Je viens donc de lire Eldorado, et il m'en reste comme un mauvais goût dans la bouche... Culpabilité, mauvaise conscience, honte de l'occidental nanti, parce qu'avec ce roman on rencontre la vraie violence, la vraie misère humaine, renvoyant tous les Stephen King, les Harlan Coben ou les Chuck Palahnuik à leurs fictions sanguinolentes et fantasmées. Ici, c'est l'horreur de la réalité. Celle des migrants qui perdent tout, y compris parfois, mais pas toujours, leur humanité pour atteindre leur Eldorado, notre Europe qu'ils imaginent si belle et si parfaite, terre promise qu'ils n'atteignent que presque jamais... Dans le roman, des passeurs avides d'argent, des barques surpeuplées perdues dans la tempête, des bébés morts de soif, un capitaine de bateau qui se fait migrant à son tour, Souleyman et Boubakar qui veulent y croire encore, l'un pour son frère qui n'a pas pu le suivre, l'autre parce qu'il est parti depuis sept ans déjà et puis aussi Massambalo, le mystérieux dieu de tous les malheureux qui décident de tenter ce voyage désespéré.

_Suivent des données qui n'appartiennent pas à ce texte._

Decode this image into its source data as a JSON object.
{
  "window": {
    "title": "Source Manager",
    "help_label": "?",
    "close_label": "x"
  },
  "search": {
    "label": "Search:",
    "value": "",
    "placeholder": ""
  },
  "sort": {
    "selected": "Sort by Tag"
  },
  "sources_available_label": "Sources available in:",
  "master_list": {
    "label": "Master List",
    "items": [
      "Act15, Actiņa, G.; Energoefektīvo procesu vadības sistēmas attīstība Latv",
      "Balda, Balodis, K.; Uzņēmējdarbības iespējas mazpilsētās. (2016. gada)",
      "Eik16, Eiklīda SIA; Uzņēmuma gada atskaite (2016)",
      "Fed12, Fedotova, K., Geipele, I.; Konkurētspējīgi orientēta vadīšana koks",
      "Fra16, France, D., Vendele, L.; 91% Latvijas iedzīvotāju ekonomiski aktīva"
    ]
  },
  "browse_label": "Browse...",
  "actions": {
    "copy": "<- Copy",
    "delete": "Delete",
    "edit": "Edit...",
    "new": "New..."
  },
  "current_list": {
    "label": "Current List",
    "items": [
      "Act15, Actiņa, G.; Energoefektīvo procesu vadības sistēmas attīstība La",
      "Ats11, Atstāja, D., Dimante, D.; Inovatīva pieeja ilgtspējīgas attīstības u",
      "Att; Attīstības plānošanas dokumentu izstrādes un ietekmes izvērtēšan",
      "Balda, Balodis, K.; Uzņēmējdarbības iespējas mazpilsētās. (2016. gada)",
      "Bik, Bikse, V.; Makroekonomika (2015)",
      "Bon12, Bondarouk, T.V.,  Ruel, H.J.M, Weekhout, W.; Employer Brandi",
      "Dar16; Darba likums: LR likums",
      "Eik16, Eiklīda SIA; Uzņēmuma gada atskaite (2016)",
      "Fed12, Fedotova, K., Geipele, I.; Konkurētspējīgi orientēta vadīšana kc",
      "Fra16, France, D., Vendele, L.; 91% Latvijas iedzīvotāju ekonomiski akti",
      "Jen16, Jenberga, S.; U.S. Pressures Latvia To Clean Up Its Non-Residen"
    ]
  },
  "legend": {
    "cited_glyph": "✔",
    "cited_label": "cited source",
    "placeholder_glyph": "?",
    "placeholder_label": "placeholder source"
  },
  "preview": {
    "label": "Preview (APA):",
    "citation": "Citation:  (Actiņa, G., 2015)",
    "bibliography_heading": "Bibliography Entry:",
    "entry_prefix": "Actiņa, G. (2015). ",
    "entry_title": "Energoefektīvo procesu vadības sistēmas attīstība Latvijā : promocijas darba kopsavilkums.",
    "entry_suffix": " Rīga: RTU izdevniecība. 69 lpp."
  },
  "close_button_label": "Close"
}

Alors oui, c'est un texte très beau et parfaitement maitrisé, et oui c'est une bonne chose de donner cela à lire à nos élèves. Mais en ce qui me concerne, j'ai hâte d'entamer un nouveau roman de Daphné du Maurier ou de Joyce Carol Oates, de me débarrasser de ce goût amer, pour une tasse de thé plus sucrée ! Anaïs T.

extrait :
« Le premier mort fut un Irakien d’une vingtaine d’années. D’abord, personne ne sut que faire, puis les hommes décidèrent qu’il fallait jeter les morts à la mer. Pour faire de la place et éviter tout risque d’épidémie. Bientôt, ces corps plongés à l’eau furent de plus en plus nombreux. Ils passaient par-dessus bord les uns après les autres et chacun se demandait s’il ne serait pas le prochain. Elle serrait de plus en plus fortement son enfant dans ses bras, mais il semblait ne plus rien faire d’autre que dormir. Une femme, à côté d’elle, lui tendit une bouteille dans laquelle il restait quelques gouttes d’eau. Elle essaya de faire boire le nourrisson mais il ne réagit pas. Elle lui mouilla les lèvres mais les gouttes coulèrent le long de son menton. Elle sentait qu’il partait et qu’il fallait qu’elle se batte bec et ongles. Elle l’appela, le secoua, lui tapota les joues. Il finit par râler, distinctement. Un petit râle d’enfant. Elle n’entendait plus que cela. Au-dessus du brouhaha des hommes et du bruissement des vagues, le petit souffle rauque de son enfant lui faisait trembler les lèvres. Elle supplia. Elle gémit. Les heures passèrent. Toutes identiques. Sans bateau à l’horizon. Sans retour providentiel de l’équipage. Rien. La révolution lente et répétée du soleil les torturait et la soif les faisait halluciner.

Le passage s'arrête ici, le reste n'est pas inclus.